Scientists discovered asteroid 2011 AG5 last year, saying there was a 1-in-500 chance the 460-foot-wide celestial object would collide with our own third rock from the sun. But new research shows AG5 asteroid will pass 550,000 miles from the Earth — about twice our distance from the moon.
 
Research using the Gemini North telescope in Hawaii, which photographed the asteroid three times in October, was recently released. The new study confirmed other NASA research that solidified theories about the orbit’s harmless path. Earlier conjecture had AG5 on an elliptical path similar to the asteroid believed to have wiped out the dinosaurs.
 
"While there is general consensus there is only a very small chance that we could be dealing with a real impact scenario for this object, we will still be watchful and ready to take further action if additional observations indicate it is warranted," Lindley Johnson, program executive for the Near-Earth Object Observation Program at NASA said in a statement.
 
NASA has an Asteroid Watch program in Pasadena, Calif. Its astronomers and scientists who regularly stargaze have found nearly 9,000 potentially earth-shattering asteroids, so far, and 95 percent of the largest ones have been identified.
 
On Dec. 11, however, a newfound asteroid about 120 feet wide zipped between Earth and the moon.
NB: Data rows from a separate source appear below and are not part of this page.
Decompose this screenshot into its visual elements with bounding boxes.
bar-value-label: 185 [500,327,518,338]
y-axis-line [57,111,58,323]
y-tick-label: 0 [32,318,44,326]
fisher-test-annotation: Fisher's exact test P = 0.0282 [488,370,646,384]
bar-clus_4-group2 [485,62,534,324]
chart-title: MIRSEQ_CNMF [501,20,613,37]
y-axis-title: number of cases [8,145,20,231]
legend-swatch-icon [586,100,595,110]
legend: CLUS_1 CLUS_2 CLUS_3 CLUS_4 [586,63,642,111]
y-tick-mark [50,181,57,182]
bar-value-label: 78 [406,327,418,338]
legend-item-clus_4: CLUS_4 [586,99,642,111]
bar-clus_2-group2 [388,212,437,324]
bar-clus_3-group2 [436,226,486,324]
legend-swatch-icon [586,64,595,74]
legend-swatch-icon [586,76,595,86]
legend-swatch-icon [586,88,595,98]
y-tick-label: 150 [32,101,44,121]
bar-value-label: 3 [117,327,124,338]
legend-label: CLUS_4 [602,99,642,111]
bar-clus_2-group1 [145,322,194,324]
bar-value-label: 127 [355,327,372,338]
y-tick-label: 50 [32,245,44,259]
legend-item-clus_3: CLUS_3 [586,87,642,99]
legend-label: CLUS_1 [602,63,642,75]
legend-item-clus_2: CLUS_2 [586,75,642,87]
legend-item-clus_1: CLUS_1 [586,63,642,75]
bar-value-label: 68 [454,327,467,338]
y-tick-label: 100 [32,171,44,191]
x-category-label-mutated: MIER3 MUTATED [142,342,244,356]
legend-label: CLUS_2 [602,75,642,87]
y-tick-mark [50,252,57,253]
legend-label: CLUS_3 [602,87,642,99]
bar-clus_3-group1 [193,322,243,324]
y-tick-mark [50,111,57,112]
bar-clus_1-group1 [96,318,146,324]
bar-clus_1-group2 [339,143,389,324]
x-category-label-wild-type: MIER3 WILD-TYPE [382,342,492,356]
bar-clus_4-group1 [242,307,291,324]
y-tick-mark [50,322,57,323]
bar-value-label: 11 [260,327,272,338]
The near-Earth asteroid 2012 XE54 came within 140,000 miles of the planet. The next day, the near-Earth asteroid 4179 Toutatis, which is about 3 miles wide, zoomed within 4.3 million miles of Earth.
 
NASA recently proposed to utilize technology that would lasso and reposition a small flyby asteroid to use as a refueling space station for astronauts making their way to Mars.